Potensi keretakan koalisi terlihat dari munculnya dua ‘poros’ dalam tubuh koalisi Jokowi. "Poros baru berpotensi mengkristal maka inilah cikal bakal keretakan koalisi," tandas Hanta.

Pertama NasDem, Golkar, PKB, dan PPP yang para ketua umum berkumpul membahas paket MPR di DPP Nasdem, Gondangdia, Jakarta Pusat. Mereka sepakat menolak partai oposisi masuk. Namun, PDIP absen dalam pertemuan tersebut.

Poros kedua adalah pertemuan Ketua Umum PDI Perjuangan Megawati Soekarnoputri dan Ketua Umum Partai Gerindra Prabowo Subianto di kediaman Megawati, Jalan Teuku Umar, Jakarta Pusat. Pertemuan menampilkan narasi kemesraan kisah lama Megawati-Prabowo.
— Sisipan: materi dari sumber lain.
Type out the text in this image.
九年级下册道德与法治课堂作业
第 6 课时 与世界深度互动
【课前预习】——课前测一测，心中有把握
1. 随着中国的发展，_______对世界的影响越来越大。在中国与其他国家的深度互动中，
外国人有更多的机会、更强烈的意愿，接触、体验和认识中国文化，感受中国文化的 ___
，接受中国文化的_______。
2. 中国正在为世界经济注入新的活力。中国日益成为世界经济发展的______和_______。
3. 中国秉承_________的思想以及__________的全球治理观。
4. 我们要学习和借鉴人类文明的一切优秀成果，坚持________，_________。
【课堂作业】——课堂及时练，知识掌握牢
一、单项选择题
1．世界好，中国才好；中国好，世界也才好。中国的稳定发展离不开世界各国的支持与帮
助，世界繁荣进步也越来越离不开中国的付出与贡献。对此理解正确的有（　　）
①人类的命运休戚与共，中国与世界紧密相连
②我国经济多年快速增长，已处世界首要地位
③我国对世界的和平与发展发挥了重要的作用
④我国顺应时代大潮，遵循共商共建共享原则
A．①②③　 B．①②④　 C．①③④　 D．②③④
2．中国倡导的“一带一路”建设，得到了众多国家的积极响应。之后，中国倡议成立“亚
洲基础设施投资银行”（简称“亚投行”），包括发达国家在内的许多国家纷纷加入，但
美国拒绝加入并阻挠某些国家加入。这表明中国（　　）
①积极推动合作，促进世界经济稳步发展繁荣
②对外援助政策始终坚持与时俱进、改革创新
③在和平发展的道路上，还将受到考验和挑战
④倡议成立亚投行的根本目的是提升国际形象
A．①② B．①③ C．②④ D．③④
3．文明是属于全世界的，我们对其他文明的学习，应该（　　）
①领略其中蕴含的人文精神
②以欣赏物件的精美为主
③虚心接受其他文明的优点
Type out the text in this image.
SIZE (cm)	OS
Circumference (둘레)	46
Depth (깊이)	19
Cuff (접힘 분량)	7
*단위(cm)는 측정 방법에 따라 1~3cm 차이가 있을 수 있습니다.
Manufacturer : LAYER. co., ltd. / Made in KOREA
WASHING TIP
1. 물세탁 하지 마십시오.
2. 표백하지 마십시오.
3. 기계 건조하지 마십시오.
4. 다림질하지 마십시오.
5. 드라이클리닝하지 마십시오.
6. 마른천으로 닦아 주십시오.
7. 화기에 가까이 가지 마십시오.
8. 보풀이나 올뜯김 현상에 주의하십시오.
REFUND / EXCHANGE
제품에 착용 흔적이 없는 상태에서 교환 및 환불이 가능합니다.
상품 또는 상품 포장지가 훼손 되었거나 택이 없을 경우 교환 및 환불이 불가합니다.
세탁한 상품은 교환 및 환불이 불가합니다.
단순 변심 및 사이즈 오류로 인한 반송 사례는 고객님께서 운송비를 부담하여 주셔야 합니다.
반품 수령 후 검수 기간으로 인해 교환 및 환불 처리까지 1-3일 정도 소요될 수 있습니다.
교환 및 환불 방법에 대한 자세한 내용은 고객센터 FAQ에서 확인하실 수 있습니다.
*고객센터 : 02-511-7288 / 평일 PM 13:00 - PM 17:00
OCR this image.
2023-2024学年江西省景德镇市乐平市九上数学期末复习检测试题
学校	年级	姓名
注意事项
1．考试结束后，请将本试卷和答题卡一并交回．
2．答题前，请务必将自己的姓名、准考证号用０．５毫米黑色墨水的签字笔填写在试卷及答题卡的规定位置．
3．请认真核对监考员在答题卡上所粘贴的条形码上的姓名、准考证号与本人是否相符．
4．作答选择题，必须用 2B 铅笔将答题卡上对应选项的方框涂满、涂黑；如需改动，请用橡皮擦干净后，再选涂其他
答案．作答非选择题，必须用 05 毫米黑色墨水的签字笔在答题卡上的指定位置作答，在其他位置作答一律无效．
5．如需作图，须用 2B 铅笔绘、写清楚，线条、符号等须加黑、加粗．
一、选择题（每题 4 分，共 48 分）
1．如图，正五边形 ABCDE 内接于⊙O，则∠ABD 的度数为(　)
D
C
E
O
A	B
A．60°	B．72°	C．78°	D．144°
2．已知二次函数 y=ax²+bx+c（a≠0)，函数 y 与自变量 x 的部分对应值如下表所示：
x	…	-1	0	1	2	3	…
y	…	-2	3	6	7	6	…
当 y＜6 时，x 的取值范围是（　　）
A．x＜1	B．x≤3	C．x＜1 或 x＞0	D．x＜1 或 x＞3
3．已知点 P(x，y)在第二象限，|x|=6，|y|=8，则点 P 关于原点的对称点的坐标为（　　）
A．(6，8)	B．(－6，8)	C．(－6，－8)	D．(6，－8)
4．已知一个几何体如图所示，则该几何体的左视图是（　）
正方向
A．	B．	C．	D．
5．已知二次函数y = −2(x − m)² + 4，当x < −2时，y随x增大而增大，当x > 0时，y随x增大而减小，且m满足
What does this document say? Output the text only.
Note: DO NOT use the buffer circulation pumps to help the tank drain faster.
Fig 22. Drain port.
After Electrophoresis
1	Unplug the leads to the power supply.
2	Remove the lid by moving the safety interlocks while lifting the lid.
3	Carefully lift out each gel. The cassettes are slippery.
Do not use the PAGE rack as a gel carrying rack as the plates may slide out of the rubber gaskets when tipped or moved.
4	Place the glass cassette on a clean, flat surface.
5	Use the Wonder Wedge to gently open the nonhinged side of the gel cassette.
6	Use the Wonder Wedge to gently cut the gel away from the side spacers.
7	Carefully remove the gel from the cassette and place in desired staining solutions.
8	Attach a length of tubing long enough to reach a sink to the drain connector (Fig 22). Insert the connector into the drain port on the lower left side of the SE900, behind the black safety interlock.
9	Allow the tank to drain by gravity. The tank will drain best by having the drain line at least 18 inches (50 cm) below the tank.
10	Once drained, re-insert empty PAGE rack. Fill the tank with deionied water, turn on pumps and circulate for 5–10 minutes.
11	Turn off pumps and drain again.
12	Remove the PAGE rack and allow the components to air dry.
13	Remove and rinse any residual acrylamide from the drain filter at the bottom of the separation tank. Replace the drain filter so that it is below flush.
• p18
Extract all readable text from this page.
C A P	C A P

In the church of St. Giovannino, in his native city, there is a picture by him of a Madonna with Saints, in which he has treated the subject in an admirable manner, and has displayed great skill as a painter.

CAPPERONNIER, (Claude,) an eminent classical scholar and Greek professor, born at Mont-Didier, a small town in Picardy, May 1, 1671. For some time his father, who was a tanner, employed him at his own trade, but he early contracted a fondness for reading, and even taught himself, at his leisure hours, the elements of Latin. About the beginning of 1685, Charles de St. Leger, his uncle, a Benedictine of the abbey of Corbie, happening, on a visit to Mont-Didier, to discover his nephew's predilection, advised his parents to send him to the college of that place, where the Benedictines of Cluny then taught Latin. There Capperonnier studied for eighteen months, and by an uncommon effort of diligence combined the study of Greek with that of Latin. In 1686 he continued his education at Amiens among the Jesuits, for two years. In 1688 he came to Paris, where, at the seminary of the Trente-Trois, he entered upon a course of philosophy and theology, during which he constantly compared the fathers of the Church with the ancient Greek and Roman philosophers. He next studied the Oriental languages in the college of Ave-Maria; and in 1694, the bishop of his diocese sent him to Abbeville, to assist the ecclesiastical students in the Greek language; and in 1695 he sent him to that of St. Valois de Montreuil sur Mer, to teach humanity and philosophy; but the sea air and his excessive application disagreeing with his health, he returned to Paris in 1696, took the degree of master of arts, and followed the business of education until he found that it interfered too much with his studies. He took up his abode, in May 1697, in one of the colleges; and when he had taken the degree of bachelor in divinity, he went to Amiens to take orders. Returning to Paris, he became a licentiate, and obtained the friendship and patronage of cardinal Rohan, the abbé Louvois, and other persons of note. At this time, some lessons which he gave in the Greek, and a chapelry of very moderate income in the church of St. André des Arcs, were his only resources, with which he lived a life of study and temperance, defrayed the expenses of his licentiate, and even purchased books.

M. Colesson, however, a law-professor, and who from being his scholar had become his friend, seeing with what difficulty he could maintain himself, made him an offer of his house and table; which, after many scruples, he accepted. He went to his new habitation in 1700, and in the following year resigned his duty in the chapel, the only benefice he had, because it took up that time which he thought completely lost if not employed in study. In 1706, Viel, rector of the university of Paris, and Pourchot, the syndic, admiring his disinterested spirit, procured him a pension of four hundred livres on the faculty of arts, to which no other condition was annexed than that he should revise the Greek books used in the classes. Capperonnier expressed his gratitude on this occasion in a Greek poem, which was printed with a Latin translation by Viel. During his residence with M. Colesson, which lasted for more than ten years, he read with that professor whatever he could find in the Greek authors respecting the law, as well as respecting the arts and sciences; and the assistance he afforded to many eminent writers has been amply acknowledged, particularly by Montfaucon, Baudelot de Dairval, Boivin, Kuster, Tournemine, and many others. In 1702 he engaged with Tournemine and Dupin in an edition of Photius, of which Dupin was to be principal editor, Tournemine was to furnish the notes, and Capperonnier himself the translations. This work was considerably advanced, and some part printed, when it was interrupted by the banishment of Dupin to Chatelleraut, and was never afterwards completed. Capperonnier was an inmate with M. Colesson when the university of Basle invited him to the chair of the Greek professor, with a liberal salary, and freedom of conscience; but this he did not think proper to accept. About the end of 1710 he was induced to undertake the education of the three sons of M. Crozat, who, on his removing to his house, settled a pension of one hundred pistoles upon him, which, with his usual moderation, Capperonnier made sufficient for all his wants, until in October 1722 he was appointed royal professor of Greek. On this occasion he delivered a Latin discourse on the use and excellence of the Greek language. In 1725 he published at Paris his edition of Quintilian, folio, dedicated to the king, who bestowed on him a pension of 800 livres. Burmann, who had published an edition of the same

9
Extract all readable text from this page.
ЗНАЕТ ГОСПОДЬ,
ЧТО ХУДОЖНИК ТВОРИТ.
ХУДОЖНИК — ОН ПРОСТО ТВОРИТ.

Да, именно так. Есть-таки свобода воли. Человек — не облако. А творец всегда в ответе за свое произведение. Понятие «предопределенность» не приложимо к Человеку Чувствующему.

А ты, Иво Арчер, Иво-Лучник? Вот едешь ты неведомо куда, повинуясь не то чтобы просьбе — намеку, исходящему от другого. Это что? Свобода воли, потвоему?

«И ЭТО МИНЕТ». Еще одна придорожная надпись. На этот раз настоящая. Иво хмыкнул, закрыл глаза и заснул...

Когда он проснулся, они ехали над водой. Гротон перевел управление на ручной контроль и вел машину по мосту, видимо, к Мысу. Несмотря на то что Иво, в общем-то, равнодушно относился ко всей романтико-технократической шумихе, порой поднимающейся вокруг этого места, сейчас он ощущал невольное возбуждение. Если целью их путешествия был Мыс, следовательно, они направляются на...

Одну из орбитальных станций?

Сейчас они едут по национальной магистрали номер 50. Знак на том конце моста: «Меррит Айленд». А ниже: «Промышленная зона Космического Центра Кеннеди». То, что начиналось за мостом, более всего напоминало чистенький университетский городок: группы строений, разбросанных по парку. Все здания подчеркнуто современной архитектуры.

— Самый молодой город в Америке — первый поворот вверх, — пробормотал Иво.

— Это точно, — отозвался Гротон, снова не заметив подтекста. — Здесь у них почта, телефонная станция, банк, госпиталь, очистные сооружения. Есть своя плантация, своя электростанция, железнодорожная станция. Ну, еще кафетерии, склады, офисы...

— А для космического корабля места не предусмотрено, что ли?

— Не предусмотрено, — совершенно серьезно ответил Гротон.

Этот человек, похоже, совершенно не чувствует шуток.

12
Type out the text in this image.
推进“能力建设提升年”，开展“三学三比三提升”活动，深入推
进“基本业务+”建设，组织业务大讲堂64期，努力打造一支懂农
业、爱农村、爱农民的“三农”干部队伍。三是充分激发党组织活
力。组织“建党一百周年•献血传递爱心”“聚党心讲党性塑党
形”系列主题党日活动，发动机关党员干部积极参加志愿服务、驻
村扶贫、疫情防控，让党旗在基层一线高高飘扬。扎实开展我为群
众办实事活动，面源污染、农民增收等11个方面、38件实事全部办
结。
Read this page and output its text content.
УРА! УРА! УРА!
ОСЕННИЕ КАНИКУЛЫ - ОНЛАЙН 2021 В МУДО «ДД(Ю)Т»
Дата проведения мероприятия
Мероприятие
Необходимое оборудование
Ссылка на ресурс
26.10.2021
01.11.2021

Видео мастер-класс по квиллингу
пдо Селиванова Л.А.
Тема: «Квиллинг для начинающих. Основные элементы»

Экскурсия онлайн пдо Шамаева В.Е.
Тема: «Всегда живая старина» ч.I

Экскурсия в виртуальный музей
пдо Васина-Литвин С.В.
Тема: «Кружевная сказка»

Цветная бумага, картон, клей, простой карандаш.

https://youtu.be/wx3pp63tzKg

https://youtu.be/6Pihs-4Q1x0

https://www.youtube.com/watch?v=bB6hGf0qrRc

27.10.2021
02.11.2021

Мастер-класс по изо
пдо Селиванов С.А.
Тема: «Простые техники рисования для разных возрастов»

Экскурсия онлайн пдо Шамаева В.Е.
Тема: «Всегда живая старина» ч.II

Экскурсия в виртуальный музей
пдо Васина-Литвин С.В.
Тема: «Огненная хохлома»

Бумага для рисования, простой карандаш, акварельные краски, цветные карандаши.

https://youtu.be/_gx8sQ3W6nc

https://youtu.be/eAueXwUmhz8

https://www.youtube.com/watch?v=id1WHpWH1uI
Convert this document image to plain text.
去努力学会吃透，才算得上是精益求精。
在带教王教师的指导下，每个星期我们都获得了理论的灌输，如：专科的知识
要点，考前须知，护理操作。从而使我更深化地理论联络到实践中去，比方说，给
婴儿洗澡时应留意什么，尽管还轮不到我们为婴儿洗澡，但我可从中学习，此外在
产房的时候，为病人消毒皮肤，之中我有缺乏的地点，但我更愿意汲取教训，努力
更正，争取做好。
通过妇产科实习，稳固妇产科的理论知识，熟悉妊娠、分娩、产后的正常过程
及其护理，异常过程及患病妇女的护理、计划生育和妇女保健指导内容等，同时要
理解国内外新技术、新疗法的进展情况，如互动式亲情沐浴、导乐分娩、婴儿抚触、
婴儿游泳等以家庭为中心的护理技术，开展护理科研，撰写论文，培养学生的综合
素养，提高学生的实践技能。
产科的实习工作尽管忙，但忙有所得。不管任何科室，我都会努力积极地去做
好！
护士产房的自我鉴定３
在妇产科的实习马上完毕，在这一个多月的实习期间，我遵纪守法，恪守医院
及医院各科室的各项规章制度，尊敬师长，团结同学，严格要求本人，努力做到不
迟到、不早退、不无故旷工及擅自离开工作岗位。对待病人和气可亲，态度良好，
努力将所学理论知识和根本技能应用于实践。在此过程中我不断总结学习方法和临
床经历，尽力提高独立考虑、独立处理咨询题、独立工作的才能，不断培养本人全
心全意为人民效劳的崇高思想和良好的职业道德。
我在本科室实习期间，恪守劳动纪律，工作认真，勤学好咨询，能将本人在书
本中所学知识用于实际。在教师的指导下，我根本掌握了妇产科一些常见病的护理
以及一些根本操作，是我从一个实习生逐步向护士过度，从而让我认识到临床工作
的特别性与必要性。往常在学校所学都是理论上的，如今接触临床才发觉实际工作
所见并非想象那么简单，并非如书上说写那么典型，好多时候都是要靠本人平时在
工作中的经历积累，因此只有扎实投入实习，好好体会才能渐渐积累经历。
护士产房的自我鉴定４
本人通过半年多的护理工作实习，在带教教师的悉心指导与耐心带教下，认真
PDIP dan Gerindra dalam posisi politik yang bertolakbelakang dalam Pemilu 2019. PDIP bersama NasDem, Golkar, PKB, dan PPP barisan pendukung Presiden Joko Widodo.

Pertemuan Megawati-Prabowo beriringan dengan Ketua Umum NasDem Surya Paloh yang menjamu Gubernur DKI Jakarta Anies Baswedan. Hanta melihat ada sindiran oleh NasDem karena Anies merupakan tokoh yang erat dengan barisan Prabowo dan oposisi.

Hanta menilai, kepiawaian Jokowi dibutuhkan dalam mengelola hal ini. Bisa menjadi peluang dan tantangan. Menurutnya kalau Jokowi bisa mengolahnya, tidak ada tokoh partai yang dominan. Semua saling imbang.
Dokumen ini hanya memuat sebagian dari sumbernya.